Wednesday, July 09, 2008

Jesse Helms, 1921-2008 - no great loss

How's that old joke go? "You should only say good things about the dead. Well, he's dead. Good."

Jesse Helms died on July 4. Some people might say that's fitting, since he was sincerely patriotic. I'm willing to say right now that those people are racist by default.

You have to appreciate that Jesse Helms was a man who stuck to his principles. Sick, twisted, evil principles, but still...

He was so openly racist that people apparently gave him a pass based on... hell, I don't know, entertainment value? They couldn't believe he'd actually said it? He once referred to the University of North Carolina (UNC) as the "University of Negroes and Communists".

He said things like, "To rob the Negro of his reputation of thinking through a problem in his own fashion is about the same as trying to pretend that he doesn't have a natural instinct for rhythm and for singing and dancing."

"The Negro cannot count forever on the kind of restraint that's thus far left him free to clog the streets, disrupt traffic, and interfere with other men's rights."

When a caller to CNN's Larry King Live show praised guest Jesse Helms for "everything you've done to help keep down the niggers," Helms' response was to salute the camera and say, "Well, thank you, I think."

When there were political protests in Mexico, where he was investigating as to whether or not there might be communists in Central America (because he was so talented that he could just sniff them out, apparently), he said "All Latins are volatile people. Hence, I was not surprised at the volatile reaction." (My grandmother used to call them "Latins," too)

Probably his signature quote would have to be "I've been portrayed as a caveman by some. That's not true. I'm a conservative progressive, and that means I think all men are equal, be they slants, beaners or niggers."

But it didn't have to be skin color. He'd cheerfully hate a man for loving another man. "There is not one single case of AIDS in this country that cannot be traced in origin to sodomy."

"I've never heard once in this chamber anybody say to the homosexuals, 'stop what you're doing.' If they would stop what they're doing there would not be one additional case of AIDS in the United State."

"The New York Times and the Washington Post are both infested with homosexuals themselves." He went on to say that the Washington Post "caters to homosexual groups. Just about every person down there is homosexual or lesbian."

He only liked other politicians if they were conservative, and not even all of them. "I didn't come to Washington to be a yes man for any president, Democrat or Republican," he said in an interview in 1989. "I didn't come to Washington to get along and win any popularity contests."

His run-ins with Ted Kennedy were legendary: "Let me adjust my hearing aid. It could not accommodate the decibels of the Senator from Massachusetts. I can't match him in decibels or Jezebels, or anything else apparently."
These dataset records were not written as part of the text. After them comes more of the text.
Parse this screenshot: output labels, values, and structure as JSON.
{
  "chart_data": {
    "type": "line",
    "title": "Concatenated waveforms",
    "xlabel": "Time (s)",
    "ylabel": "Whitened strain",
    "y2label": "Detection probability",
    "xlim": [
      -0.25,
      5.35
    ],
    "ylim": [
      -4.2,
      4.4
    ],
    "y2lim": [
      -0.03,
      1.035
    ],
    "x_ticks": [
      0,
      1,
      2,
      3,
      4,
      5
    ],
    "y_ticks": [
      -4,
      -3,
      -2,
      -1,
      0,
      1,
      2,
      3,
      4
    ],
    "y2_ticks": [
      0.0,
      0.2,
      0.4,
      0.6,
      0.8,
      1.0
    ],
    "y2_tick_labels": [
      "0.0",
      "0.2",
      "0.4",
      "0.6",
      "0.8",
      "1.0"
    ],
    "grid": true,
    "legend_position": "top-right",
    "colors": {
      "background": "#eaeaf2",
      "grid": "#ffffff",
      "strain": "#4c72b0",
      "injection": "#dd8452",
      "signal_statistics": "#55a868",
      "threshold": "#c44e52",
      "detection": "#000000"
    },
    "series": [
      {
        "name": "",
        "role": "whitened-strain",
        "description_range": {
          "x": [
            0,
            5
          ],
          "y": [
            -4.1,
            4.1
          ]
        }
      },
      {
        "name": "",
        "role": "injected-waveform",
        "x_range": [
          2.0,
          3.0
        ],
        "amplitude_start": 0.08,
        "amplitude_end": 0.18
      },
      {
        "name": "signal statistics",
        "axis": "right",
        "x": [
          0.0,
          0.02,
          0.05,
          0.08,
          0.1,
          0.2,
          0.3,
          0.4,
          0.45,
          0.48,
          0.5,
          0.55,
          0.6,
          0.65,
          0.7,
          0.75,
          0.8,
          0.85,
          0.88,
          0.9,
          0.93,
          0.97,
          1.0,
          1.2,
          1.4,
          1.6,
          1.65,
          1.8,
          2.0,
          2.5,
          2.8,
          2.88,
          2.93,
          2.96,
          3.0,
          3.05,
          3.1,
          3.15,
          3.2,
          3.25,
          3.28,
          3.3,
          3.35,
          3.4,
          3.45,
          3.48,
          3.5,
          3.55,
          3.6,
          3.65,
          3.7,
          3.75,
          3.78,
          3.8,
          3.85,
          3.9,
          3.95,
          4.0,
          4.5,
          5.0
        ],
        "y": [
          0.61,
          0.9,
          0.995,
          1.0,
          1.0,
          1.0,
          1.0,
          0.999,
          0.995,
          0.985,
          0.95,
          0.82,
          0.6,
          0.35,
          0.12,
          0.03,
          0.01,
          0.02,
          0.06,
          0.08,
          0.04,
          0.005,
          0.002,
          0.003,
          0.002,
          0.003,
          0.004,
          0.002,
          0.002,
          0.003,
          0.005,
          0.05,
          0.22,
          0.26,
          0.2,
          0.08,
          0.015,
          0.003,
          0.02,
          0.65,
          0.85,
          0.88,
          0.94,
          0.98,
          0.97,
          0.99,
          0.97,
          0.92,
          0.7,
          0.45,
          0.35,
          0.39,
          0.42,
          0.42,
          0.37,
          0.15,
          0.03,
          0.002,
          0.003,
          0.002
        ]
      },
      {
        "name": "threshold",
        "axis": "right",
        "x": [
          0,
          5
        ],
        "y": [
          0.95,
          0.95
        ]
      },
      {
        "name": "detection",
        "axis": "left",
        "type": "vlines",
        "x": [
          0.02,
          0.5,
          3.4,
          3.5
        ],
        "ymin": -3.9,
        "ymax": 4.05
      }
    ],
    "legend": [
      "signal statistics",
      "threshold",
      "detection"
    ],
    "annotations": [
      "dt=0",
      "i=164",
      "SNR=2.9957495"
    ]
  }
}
He once passive-aggressively threatened Bill Clinton, saying that the military hated him (a charge that the military refuted, incidentally). He said that Bill Clinton "better watch out if he comes down here. He'd better have a bodyguard."

But he also once said, " the l8 years and 5 months I've been in the senate, none, none have been more capable than Dan Quayle." Which shows how polarized his thinking was; Quayle was only marginally more literate than George Bush.

About democracy: "Democracy used to be a good thing, but now it has gotten into the wrong hands." (Presumably the hands of slants, beaners, niggers and homosexuals)

He even had room to hate the little things in life: "If God had wanted us to use the metric system, Jesus would have had 10 apostles."

He once sent out a mailer to his constituents that said "Your tax dollars are being used to pay for grade school classes that teach our children that CANNIBALISM, WIFE-SWAPPING, and the MURDER of infants and the elderly are acceptable behavior." (I bet nobody slept through that class.)

I've actually heard the statement "Well, he was racist, but that's a sign of when he was born. He gave up all that later in life." Crap. He just hid it better. He learned not to use racist labels in public, but he still had the philosophy.

He made a TV ad for his 1990 election campaign: it showed a pair of white hands tearing up a rejection letter; the voiceover said, "You needed that job and you were the best qualified. But they had to give it to a minority because of racial quotas. Is that really fair? Harvey Gantt says it is." Harvey Gantt, in case it isn't obvious enough, is black.

When he was opposed by Gantt again in 1996, he paid for a series of ads that accused Gantt of taking advantage of minority privileges to get contracts for his business from the state.

In 1992, when Carol Moseley-Braun became the first black woman to sit in the Senate (and the only black senator at the time), Helms told Orrin Hatch, "Watch me make her cry. I'm going to make her cry. I'm going to sing Dixie until she cries." Then he followed her onto an elevator, talked about how good things were before slavery was abolished, and started singing that great anthem to picking cotton on the plantation, Dixie.

The man was a classless act. I don't think that it's possible to say enough bad things about him. If there is an afterlife and a just God, Helms will hit the Pearly Gates and get handed a shoe-shine kit. And the first pair of shoes he'll shine will be Martin Luther King's. And then maybe Malcolm X.